|
Musa Bagrac
Ab und an pflege ich Freunde meines verstorbenen Vaters zu besuchen. Neulich erzählte mir einer von ihnen bei einem starken türkischen Blättertee, welche Krisen er mit seiner Frau gemeistert habe und dass damals niemand auch nur im Geringsten an eine Scheidung dachte. Aber die Jugend von heute werfe ja sofort das Handtuch und reiche die Scheidung ein. Im Verlaufe des Gesprächs erfuhr ich von der Trennung seines Sohnes. An diesem Tag war ein weiterer Freund anwesend. Bei seinem Sohn sei es auch nicht anders gekommen. Doch besonders traurig mache ihn sein Enkelkind, das nun der eigentlich Leidtragende sein werde.

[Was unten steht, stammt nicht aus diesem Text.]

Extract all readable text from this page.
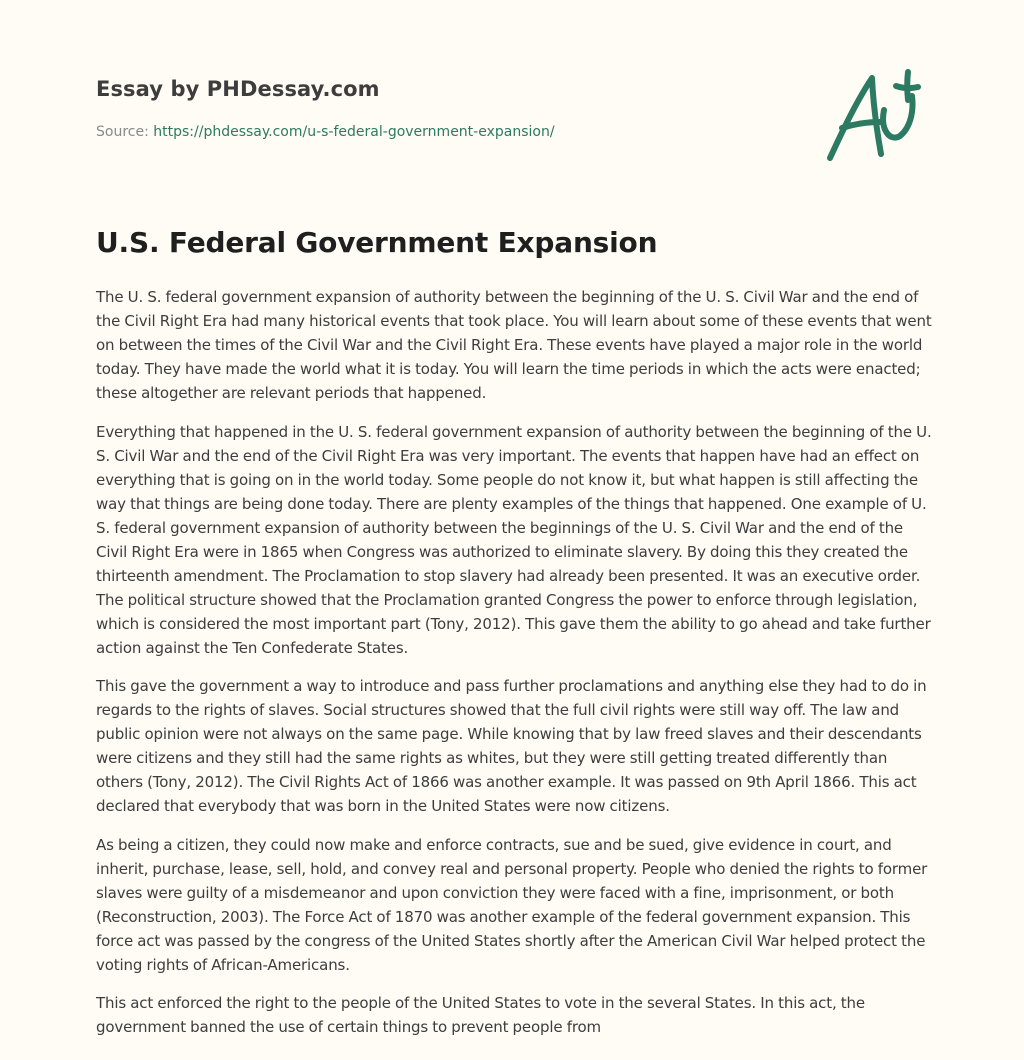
Essay by PHDessay.com
Source: https://phdessay.com/u-s-federal-government-expansion/
U.S. Federal Government Expansion

The U. S. federal government expansion of authority between the beginning of the U. S. Civil War and the end of the Civil Right Era had many historical events that took place. You will learn about some of these events that went on between the times of the Civil War and the Civil Right Era. These events have played a major role in the world today. They have made the world what it is today. You will learn the time periods in which the acts were enacted; these altogether are relevant periods that happened.

Everything that happened in the U. S. federal government expansion of authority between the beginning of the U. S. Civil War and the end of the Civil Right Era was very important. The events that happen have had an effect on everything that is going on in the world today. Some people do not know it, but what happen is still affecting the way that things are being done today. There are plenty examples of the things that happened. One example of U. S. federal government expansion of authority between the beginnings of the U. S. Civil War and the end of the Civil Right Era were in 1865 when Congress was authorized to eliminate slavery. By doing this they created the thirteenth amendment. The Proclamation to stop slavery had already been presented. It was an executive order. The political structure showed that the Proclamation granted Congress the power to enforce through legislation, which is considered the most important part (Tony, 2012). This gave them the ability to go ahead and take further action against the Ten Confederate States.

This gave the government a way to introduce and pass further proclamations and anything else they had to do in regards to the rights of slaves. Social structures showed that the full civil rights were still way off. The law and public opinion were not always on the same page. While knowing that by law freed slaves and their descendants were citizens and they still had the same rights as whites, but they were still getting treated differently than others (Tony, 2012). The Civil Rights Act of 1866 was another example. It was passed on 9th April 1866. This act declared that everybody that was born in the United States were now citizens.

As being a citizen, they could now make and enforce contracts, sue and be sued, give evidence in court, and inherit, purchase, lease, sell, hold, and convey real and personal property. People who denied the rights to former slaves were guilty of a misdemeanor and upon conviction they were faced with a fine, imprisonment, or both (Reconstruction, 2003). The Force Act of 1870 was another example of the federal government expansion. This force act was passed by the congress of the United States shortly after the American Civil War helped protect the voting rights of African-Americans.

This act enforced the right to the people of the United States to vote in the several States. In this act, the government banned the use of certain things to prevent people from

Nach diesem Gespräch wurde mir wieder einmal klar, dass das Thema Trennung und Ehescheidung längst auch bei den in Deutschland lebenden Türken angekommen ist. Unübersehbar steigt die Scheidungsrate unter den hiesigen Türken kontinuierlich, auch wenn sie gemessen an der Gesamtbevölkerung noch relativ gering ist. Lange galt eine Scheidung unter türkischen Gastarbeitern als verpönt und bildete eher die Ausnahme. Deshalb bewunderten Außenstehende oft den starken Zusammenhalt der türkischen Familien. Inzwischen jedoch ist zu erkennen, dass Anspruch und Realität auseinanderklaffen. Man geht davon aus, dass durchschnittlich jede vierte türkische Ehe hierzulande geschieden wird. (Zum Vergleich: In der Türkei wird laut Statistik jede achte Ehe geschieden.) Deswegen kann man hier keinesfalls mehr von einer gesellschaftlichen Randerscheinung sprechen.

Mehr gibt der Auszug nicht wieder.